Num tempo de censura e estupidez, dois grandes artistas ousaram cantar: […] talvez o mundo não seja pequeno / nem seja a vida um fato consumado / quero inventar o meu próprio pecado / quero morrer do meu próprio veneno […].

Tantos anos passados e ainda se preconiza certa inevitabilidade, como se nascimento fosse destino, como se o não sabido não pudesse ser aprendido, como se habilidades não pudessem ser adquiridas. Esta prática começa nas famílias, nas vizinhanças, e tem sequência, infelizmente, no sistema educacional onde se exercita muitas vezes a comparação social; revelada até mesmo na sutileza de levar estudantes a se confrontarem com outros, em diferentes níveis de preparo e momento de vida, resultando não raramente em exagerados acréscimos e decréscimos de autoestima.

Muitos pais, na excelente intenção de corrigir e estimular seus filhos, fazem críticas ou elogios em excesso, procedimentos que, na maior parte das vezes, levam crianças e adolescentes a uma autoimagem defeituosa, positiva ou negativa e sem relação com a realidade. Esses jovens podem desenvolver a ideia de que suas deficiências ou eficiências são imutáveis, devidas a alguma espécie de dom divino, não passíveis de melhoria ou sujeitas a perda.

Em sala de aula, ou mesmo em casa frente aos irmãos, a criança percebe claramente quem são os ganhadores e perdedores quando os adultos criam um clima de competição. Evidentemente o mundo do trabalho é sim competitivo, mas isso só acontece após o término da formação — ou pelo menos só deveria acontecer nesta ocasião em países nos quais estudantes podem completar seus estudos sem necessidade de trabalhar prematuramente; no período em que se pode criar boas motivações para melhores rendimentos cognitivos.

Cristalizar a ideia lamentavelmente compartilhada por muitos de que alguns são capazes e outros não, reduzirá a eficácia daqueles que se percebem em desvantagem, que desistem de tentar enquanto a condição socioambiental se mantiver a mesma.

Uma característica predominante dos aprendizes ativos, ou seja, aqueles aptos a gerenciar a si mesmos de maneira flexível, controlando sua própria predisposição a esta ou aquela disciplina (nem todos gostam de tudo), é o estabelecimento de metas pessoais, orientando esforços para atingi-las, monitorando tendências e prazeres com os possíveis resultados. Isso amplia o arsenal das estratégias cognitivas, até mesmo a de abandonar alguma atividade que possamos constatar não atender a real aptidão; se não é possível recusar uma disciplina constante do currículo mínimo, é sempre possível escolher uma profissão na qual ela não seja essencial.

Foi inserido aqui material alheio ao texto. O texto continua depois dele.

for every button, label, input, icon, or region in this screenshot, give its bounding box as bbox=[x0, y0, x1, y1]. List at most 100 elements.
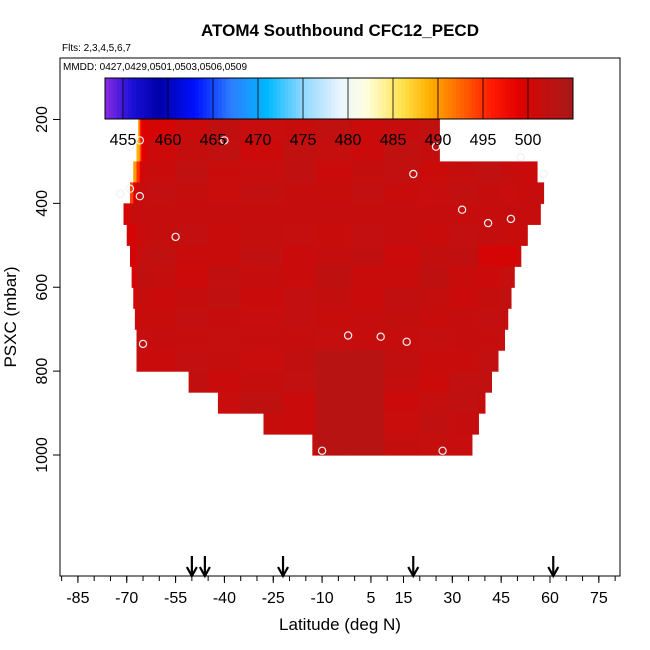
x-tick-label: -70 bbox=[115, 590, 138, 607]
colorbar-segment bbox=[428, 78, 434, 119]
colorbar-segment bbox=[261, 78, 266, 119]
heatmap-cell bbox=[419, 203, 450, 225]
sample-point bbox=[138, 339, 148, 349]
colorbar-segment bbox=[155, 78, 161, 119]
colorbar-segment bbox=[385, 78, 391, 119]
heatmap-cell bbox=[139, 161, 142, 183]
colorbar-segment bbox=[214, 78, 219, 119]
heatmap-cell bbox=[315, 182, 352, 204]
colorbar-segment bbox=[506, 78, 512, 119]
colorbar-segment bbox=[159, 78, 164, 119]
heatmap-cell bbox=[449, 161, 479, 183]
heatmap-cell bbox=[208, 224, 242, 246]
colorbar-tick-label: 455 bbox=[110, 132, 137, 149]
heatmap-cell bbox=[419, 245, 450, 267]
heatmap-cell bbox=[315, 266, 352, 288]
y-tick-label: 1000 bbox=[34, 437, 51, 473]
x-tick-label: -55 bbox=[164, 590, 187, 607]
heatmap-cell bbox=[517, 161, 532, 183]
heatmap-cell bbox=[146, 350, 177, 372]
colorbar-segment bbox=[475, 78, 480, 119]
colorbar-segment bbox=[502, 78, 508, 119]
heatmap-cell bbox=[530, 203, 541, 225]
heatmap-cell bbox=[240, 224, 284, 246]
colorbar-segment bbox=[424, 78, 430, 119]
heatmap-cell bbox=[139, 329, 142, 351]
colorbar-tick-label: 495 bbox=[470, 132, 497, 149]
heatmap-cell bbox=[501, 287, 512, 309]
colorbar-segment bbox=[272, 78, 278, 119]
sample-point bbox=[317, 446, 327, 455]
sample-point bbox=[409, 169, 418, 179]
heatmap-cell bbox=[208, 119, 242, 142]
heatmap-cell bbox=[383, 287, 421, 309]
heatmap-cell bbox=[315, 224, 352, 246]
flight-arrow-head bbox=[277, 566, 289, 579]
colorbar-segment bbox=[339, 78, 344, 119]
colorbar-segment bbox=[557, 78, 562, 119]
heatmap-cell bbox=[139, 308, 142, 330]
heatmap-cell bbox=[141, 203, 147, 225]
heatmap-cell bbox=[383, 161, 421, 183]
colorbar-tick-label: 500 bbox=[515, 132, 542, 149]
colorbar-segment bbox=[498, 78, 504, 119]
heatmap-cell bbox=[240, 182, 284, 204]
colorbar: 455 460 465 470 475 480 485 490 495 500 bbox=[104, 77, 574, 149]
heatmap-cell bbox=[315, 203, 352, 225]
colorbar-segment bbox=[495, 78, 500, 119]
heatmap-cell bbox=[419, 224, 450, 246]
heatmap-cell bbox=[315, 434, 352, 456]
colorbar-segment bbox=[335, 78, 340, 119]
colorbar-segment bbox=[545, 78, 551, 119]
colorbar-segment bbox=[417, 78, 422, 119]
colorbar-segment bbox=[541, 78, 547, 119]
y-axis-label: PSXC (mbar) bbox=[1, 266, 20, 367]
colorbar-segment bbox=[241, 78, 246, 119]
heatmap-cell bbox=[188, 371, 209, 393]
heatmap-cell bbox=[449, 350, 479, 372]
heatmap-cell bbox=[449, 266, 479, 288]
flight-arrow-head bbox=[185, 566, 198, 579]
heatmap-cell bbox=[240, 329, 284, 351]
heatmap-cell bbox=[449, 413, 479, 435]
heatmap-cell bbox=[208, 203, 242, 225]
heatmap-cell bbox=[383, 434, 421, 456]
colorbar-segment bbox=[108, 78, 114, 119]
colorbar-segment bbox=[362, 78, 367, 119]
colorbar-segment bbox=[276, 78, 281, 119]
heatmap-cell bbox=[139, 266, 142, 288]
heatmap-cell bbox=[141, 119, 147, 142]
heatmap-cell bbox=[133, 266, 138, 288]
flight-arrow-head bbox=[198, 566, 211, 579]
heatmap-cell bbox=[146, 161, 177, 183]
heatmap-cell bbox=[133, 161, 138, 183]
colorbar-segment bbox=[175, 78, 180, 119]
colorbar-segment bbox=[370, 78, 375, 119]
heatmap-cell bbox=[383, 329, 421, 351]
heatmap-cell bbox=[130, 224, 134, 246]
sample-point bbox=[135, 136, 144, 145]
colorbar-segment bbox=[327, 78, 332, 119]
y-tick-label: 600 bbox=[34, 274, 51, 301]
heatmap-cell bbox=[501, 329, 506, 351]
heatmap-cell bbox=[419, 266, 450, 288]
heatmap-cell bbox=[133, 203, 138, 225]
heatmap-cell bbox=[146, 203, 177, 225]
heatmap-cell bbox=[175, 245, 209, 267]
colorbar-segment bbox=[311, 78, 317, 119]
heatmap-cell bbox=[217, 392, 242, 414]
colorbar-segment bbox=[257, 78, 262, 119]
y-tick-label: 200 bbox=[34, 106, 51, 133]
heatmap-cell bbox=[283, 161, 317, 183]
colorbar-segment bbox=[452, 78, 457, 119]
colorbar-segment bbox=[237, 78, 242, 119]
colorbar-tick-label: 480 bbox=[335, 132, 362, 149]
colorbar-segment bbox=[222, 78, 227, 119]
heatmap-cell bbox=[208, 287, 242, 309]
heatmap-cell bbox=[208, 140, 242, 163]
colorbar-segment bbox=[397, 78, 402, 119]
heatmap-cell bbox=[141, 350, 147, 372]
heatmap-cell bbox=[146, 182, 177, 204]
colorbar-segment bbox=[140, 78, 145, 119]
sample-point bbox=[220, 136, 229, 145]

Alunos autorregulados costumam ser dinâmicos na sua aprendizagem, confiam na sua eficácia e, portanto, engajam-se com maior facilidade em atividades que representem desafio. Como não são perdedores natos, correm o risco de ganhar, e normalmente isso tem reflexos positivos no desempenho, pois são capazes do esforço sustentado para atingir seus objetivos. Escolher um curso de ação depende do estabelecimento de estratégias, e estas exigem autoconhecimento, nem senso de derrota antecipada, nem confiança cega em sua própria capacidade.

Aplicar tempo e empenho na resolução de problemas, pessoais ou escolares, não desistir facilmente diante dos obstáculos que inevitavelmente surgem, não capitular diante de alguns fracassos, são condições para cumprimento da maior parte de nossas tarefas. Iniciar este esforço com autoconfiança, sem exageros quanto ao sucesso ou insucesso, é condição para perseverança e uma boa performance. A vida não está pronta, nós a fazemos passo a passo.

Wanda Camargo – educadora e assessora da presidência do Complexo de Ensino Superior do Brasil – UniBrasil.